PICTOU – Rehtaeh Parsons could have been anyone’s daughter, granddaughter or niece.
That was just part of the message her great aunt Carolyn Vienneau conveyed prior to the second annual Respect for Women March held in Pictou on Sunday afternoon.
The walk began in 2012 through the Knights of Columbus New Glasgow Council 1667 in memory of Amber Kirwan. This year it was held by Council 8608 of Pictou in memory of Rehtaeh Parsons, a Halifax teen who committed suicide last month after she was allegedly sexually assaulted and cyberbullied.
Vienneau, from Pictou, said she believes these marches are important to raising awareness and helping to stop violence against women. She wasn’t able to attend last year’s march, but said seeing the group in attendance on Sunday shows how many people want violence of any kind against women to stop.
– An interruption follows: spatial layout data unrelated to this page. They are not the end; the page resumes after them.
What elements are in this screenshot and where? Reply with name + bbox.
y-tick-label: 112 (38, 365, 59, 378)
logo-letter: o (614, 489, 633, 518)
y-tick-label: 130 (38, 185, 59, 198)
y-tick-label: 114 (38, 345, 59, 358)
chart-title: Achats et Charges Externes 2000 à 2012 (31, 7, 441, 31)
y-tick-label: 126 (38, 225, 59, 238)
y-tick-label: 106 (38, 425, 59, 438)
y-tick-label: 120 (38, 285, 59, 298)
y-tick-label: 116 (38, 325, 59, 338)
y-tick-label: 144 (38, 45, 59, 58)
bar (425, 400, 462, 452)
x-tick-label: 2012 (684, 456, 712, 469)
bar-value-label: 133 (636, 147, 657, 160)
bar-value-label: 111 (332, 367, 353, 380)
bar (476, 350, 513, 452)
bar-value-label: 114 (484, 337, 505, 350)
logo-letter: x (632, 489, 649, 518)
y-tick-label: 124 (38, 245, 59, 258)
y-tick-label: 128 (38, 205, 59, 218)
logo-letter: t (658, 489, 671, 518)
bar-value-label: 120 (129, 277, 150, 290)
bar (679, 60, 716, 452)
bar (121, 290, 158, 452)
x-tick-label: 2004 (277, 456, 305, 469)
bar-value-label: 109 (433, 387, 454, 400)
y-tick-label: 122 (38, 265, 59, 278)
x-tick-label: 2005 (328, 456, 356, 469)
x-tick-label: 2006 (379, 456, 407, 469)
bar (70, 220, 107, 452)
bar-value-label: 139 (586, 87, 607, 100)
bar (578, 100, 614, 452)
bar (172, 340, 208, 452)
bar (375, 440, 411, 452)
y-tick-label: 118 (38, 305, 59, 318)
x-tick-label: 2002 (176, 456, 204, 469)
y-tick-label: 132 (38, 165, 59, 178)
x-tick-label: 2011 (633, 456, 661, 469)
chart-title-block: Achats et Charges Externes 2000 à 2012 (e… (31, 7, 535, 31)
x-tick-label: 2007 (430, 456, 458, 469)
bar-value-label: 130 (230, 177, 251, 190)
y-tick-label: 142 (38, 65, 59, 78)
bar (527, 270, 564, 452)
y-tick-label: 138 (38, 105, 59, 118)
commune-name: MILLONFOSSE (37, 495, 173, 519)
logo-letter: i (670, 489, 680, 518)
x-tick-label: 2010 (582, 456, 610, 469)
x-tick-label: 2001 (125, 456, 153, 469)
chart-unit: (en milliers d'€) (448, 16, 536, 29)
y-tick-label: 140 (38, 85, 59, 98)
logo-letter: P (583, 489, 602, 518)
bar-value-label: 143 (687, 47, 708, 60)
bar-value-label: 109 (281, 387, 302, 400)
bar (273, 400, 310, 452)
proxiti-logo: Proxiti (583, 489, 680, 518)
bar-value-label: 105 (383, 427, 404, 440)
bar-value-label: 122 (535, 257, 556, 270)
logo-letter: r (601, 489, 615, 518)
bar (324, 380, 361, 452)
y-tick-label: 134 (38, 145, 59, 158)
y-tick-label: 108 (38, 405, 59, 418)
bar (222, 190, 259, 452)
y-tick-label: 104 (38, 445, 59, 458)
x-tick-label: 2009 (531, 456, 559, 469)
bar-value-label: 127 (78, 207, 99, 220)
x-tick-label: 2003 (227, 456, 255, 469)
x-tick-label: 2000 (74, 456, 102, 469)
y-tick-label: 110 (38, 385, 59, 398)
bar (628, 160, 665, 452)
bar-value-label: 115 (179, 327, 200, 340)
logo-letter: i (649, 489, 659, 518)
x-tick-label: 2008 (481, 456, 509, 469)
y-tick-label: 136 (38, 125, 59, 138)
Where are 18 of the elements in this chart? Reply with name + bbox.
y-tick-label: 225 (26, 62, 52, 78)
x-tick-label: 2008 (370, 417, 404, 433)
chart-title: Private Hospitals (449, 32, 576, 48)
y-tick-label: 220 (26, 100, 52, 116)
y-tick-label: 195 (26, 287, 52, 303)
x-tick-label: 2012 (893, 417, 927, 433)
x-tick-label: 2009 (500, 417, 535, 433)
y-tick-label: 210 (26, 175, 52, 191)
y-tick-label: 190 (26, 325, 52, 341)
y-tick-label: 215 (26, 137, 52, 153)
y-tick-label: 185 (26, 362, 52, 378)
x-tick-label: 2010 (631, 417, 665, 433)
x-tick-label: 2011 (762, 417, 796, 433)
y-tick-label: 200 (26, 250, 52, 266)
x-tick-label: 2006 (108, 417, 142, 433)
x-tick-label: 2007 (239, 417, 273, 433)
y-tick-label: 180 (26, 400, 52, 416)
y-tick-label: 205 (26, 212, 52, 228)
“Seeing so many people out today has been great,” she said. “I think having women and men fighting together against violence against women shows the kind people that are out there and how much they care.”
She continued, discussing the cyberbullying that Parsons had to deal with, stating that social media and cellphones greatly increase the impact of cyberbullying on young people.
“These people are profoundly impacted by the isolation and shame associated with this criminal activity,” said Vienneau. “If we saw 100 or more children in a playground picking on one person and constantly picking on them, we would certainly step forward and do something, but in the case of cyberbullying you don’t see them. We don’t know about it, so we can’t step up and stop it. We do know about it now and do have to make a stand against cyberbullying.
“Cyberbulling is something you can’t see happening or how much it hurts the person it’s happening to.”
Although the march’s aim is to eventually have no violence against or abuse of women, it’s also to raise awareness of programs available to those that have suffered from abuse. While walking during the march, Vienneau said helping those that have suffered from abuse is just as important as trying to end all abuse against women.
“She (Rehtaeh) was very talented and was born to be extraordinaire,” said Vienneau. “She was an artist and spent three days with me last summer down at the trailer, painting every single moment to try to help with the healing process. Our whole family reached out to her, but she was in such a dark place and so angry that she just couldn’t get out of that dark place no matter what we would try to do.
“Rehtaeh wanted to speak out a year ago, but didn’t because of the bullying. Now we will for her because they can’t hurt her now.”